One for all
by Lillie Lainoff
March 8, 2022
Based on the amount of Carrie’s personal catnip content alone, One for all should have been a SQUEE grade book. Set during the reign of Louis XIV, it features a found family, several women of genius, and a heroine whose chronic illness does not prevent her from being an accomplished fencer. And yet, Dear Bitches, it pains me to say that I found the book, for the most part, profoundly boring.
Our heroine, Tania, is the daughter of a musketeer who left Paris to live in a small town with his wife and Tania. He teaches her how to fence and raises her with stories of her life as a musketeer. Tania lives with a chronic illness that causes frequent dizziness and fainting (known today as Postural Orthostatic Tachycardia Syndrome, or POTS). Her mother is desperate for Tania to get married, so that Tania will have some security once her parents pass away. But no one wants to marry “the sick girl.”
Things take a turn for Tania when her father is murdered and her mother sends her to a secondary school, claiming that her father had insisted that she attend in case he died prematurely.
Tania thinks she is going to be sent to a school that will make her the perfect wife. But, aha, the school is REALLY a school with one teacher and four students, including Tania, all women, including the teacher. It is a school for female musketeers, training women to be seductive in a ballroom and deadly in a fight.
My God, people, what is there not to like?
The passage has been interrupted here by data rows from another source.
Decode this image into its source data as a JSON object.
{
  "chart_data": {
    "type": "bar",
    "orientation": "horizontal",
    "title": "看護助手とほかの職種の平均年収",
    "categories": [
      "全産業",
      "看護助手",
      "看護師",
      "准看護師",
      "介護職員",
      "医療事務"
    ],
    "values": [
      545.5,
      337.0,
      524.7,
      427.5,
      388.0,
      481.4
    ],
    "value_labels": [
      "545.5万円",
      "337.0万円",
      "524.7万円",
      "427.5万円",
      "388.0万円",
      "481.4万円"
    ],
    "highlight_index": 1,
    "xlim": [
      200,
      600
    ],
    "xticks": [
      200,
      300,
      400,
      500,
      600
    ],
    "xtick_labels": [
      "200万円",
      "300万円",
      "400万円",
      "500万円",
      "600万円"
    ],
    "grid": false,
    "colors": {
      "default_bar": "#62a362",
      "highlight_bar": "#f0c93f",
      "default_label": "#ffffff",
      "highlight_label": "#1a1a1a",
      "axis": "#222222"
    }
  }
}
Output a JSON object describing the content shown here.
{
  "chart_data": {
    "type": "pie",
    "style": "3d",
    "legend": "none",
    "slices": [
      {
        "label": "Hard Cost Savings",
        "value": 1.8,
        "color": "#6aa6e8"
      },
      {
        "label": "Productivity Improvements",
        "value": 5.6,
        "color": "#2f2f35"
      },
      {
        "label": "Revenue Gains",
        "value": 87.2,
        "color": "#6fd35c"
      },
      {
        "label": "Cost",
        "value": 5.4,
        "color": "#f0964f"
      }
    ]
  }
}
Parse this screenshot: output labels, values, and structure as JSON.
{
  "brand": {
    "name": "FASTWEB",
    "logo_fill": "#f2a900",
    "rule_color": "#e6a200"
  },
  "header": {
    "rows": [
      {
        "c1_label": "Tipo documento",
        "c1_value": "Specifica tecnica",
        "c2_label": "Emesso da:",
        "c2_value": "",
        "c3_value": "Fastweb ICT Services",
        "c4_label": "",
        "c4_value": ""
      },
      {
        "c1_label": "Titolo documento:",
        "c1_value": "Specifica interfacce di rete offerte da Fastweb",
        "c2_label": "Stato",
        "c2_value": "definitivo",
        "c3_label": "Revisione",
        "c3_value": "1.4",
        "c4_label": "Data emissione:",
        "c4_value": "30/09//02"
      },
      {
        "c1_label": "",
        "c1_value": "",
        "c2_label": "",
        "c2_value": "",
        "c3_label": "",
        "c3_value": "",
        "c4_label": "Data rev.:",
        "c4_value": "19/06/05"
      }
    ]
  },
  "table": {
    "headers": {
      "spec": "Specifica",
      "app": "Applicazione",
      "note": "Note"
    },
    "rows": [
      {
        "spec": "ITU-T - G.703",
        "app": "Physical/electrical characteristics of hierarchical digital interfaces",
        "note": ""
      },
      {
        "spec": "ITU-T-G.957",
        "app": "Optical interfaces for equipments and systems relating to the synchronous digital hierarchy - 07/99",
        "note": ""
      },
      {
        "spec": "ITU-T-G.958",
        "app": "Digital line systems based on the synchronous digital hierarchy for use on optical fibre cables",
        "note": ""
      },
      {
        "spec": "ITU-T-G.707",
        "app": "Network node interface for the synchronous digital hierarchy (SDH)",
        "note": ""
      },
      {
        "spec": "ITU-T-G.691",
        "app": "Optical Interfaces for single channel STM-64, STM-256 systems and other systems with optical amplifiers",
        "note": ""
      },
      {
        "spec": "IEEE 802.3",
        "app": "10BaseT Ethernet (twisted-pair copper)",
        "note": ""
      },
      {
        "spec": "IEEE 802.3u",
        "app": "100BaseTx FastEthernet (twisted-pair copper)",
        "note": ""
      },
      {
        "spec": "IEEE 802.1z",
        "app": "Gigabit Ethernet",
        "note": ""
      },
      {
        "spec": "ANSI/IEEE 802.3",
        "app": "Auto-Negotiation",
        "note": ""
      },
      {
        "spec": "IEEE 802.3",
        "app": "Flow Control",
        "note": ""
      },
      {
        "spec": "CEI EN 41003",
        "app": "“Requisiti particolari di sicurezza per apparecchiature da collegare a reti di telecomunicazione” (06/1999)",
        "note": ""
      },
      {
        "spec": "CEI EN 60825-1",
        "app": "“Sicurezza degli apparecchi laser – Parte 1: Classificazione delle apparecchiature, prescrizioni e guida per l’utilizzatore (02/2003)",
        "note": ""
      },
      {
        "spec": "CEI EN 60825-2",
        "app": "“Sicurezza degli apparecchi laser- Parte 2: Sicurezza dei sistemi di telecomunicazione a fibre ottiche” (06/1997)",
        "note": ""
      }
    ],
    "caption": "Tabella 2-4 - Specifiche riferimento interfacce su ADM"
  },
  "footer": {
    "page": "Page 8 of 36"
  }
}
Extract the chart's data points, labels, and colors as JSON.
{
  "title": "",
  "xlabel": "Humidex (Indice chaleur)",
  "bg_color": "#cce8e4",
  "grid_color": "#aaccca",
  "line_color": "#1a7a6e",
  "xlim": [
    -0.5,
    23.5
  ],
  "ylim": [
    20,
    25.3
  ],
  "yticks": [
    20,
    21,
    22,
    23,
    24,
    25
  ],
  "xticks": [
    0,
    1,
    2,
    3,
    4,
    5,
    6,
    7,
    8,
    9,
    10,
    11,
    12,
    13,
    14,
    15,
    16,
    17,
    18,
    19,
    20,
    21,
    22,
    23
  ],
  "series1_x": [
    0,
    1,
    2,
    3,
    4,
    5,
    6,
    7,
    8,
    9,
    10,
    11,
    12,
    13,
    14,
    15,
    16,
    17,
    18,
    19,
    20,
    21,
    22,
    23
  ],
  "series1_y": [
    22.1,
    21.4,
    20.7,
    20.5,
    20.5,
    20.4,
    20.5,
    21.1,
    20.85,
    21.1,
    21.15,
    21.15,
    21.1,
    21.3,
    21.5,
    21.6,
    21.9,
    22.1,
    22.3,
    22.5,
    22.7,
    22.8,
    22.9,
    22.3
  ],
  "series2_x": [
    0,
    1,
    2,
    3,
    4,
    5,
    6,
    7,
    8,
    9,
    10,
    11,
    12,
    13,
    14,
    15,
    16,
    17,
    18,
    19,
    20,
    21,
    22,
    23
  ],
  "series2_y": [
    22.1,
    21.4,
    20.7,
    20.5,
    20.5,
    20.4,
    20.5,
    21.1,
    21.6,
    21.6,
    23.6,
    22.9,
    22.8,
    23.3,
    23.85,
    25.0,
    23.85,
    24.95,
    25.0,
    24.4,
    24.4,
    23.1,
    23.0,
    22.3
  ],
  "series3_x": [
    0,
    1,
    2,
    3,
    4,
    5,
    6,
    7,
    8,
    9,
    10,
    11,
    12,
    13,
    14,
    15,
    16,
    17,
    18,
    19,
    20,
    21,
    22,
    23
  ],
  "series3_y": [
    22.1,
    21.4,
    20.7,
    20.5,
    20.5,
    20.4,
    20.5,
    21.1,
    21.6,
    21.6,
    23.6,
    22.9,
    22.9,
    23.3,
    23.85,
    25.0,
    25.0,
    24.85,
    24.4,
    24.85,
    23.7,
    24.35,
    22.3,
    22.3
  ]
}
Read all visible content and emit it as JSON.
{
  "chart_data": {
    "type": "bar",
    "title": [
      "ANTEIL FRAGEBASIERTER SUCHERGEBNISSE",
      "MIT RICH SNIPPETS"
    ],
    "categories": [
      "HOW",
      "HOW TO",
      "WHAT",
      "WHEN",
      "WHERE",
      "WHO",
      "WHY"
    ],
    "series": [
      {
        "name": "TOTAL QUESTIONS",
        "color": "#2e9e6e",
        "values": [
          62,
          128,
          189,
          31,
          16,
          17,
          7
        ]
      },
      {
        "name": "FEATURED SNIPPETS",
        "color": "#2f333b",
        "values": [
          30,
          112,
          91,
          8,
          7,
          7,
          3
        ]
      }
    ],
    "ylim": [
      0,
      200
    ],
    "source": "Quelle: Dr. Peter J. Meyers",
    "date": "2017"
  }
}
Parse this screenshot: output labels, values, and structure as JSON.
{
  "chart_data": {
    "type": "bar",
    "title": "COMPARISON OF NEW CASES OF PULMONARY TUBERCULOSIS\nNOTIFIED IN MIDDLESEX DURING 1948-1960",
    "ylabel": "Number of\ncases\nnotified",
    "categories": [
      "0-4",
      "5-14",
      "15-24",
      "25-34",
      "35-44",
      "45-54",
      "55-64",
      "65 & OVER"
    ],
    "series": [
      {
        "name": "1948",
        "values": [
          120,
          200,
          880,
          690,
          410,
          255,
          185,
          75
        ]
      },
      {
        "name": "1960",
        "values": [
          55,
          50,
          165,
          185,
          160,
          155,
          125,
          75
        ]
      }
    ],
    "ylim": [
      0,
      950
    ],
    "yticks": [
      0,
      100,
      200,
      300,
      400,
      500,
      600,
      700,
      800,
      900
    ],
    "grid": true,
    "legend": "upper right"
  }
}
What I don’t like is the icy pace and the painfully obvious plot. It takes eight full chapters to get to school: eight tedious, depressing, repetitive chapters that tell us, over and over, that Tania is mistreated in her village because of her illness, that she adored her father, and that she has a strained relationship. with her mother, that her parents worry about her future, and that she regards her father’s murder as an unsolved mystery. There are many more chapters than are necessary to convey this information.
Once Tania arrives at the school, there is a burst of energy as the reader meets everyone and finds out what school is for. Then there is another burst of energy when Tania goes to a dance for the first time.
Between these bursts of energy, the book makes the same points over and over again, and this pattern repeats itself throughout the book. The plot also involves a lot of mystery and intrigue, and that would be great if it wasn’t completely predictable. A slowly unfolding mystery isn’t rewarding if I can solve it the first time certain characters are introduced.
That’s true One for all It’s not my favorite read, but it does a few things well. In addition to living with POTS, the author is a competitive fencer. His lived experience shines through the pages, making the descriptions of living with POTS and the fencing training and combat scenes clear and powerful.
I also enjoyed the relationships between women in the book, which are very nuanced and complex. The language is quite charming with some great similes and metaphors and attention to body language and dialogue. There are characters who are lesbians, bisexuals and ace, and a lot of discussion about class and the ethics of protecting a king who is fundamentally irresponsible towards his people. Also, I’m not going to lie, I’m HERE for the fancy clothing and jewelry descriptions, and I particularly enjoyed one of Musketeer’s interests in functional fashion design.
One for all has a divine concept, great use of language in the description of the scenes, clothes and character, great swordsmanship and a depiction of life with a chronic illness that feels authentic (I don’t have POTS, but I do have other chronic illnesses and I could relate to many aspects of Tania’s life with the disease). The problems are all structural: slow pace and predictable results where there should be shocking twists. Since this is a debut book, I would happily give the next release a try.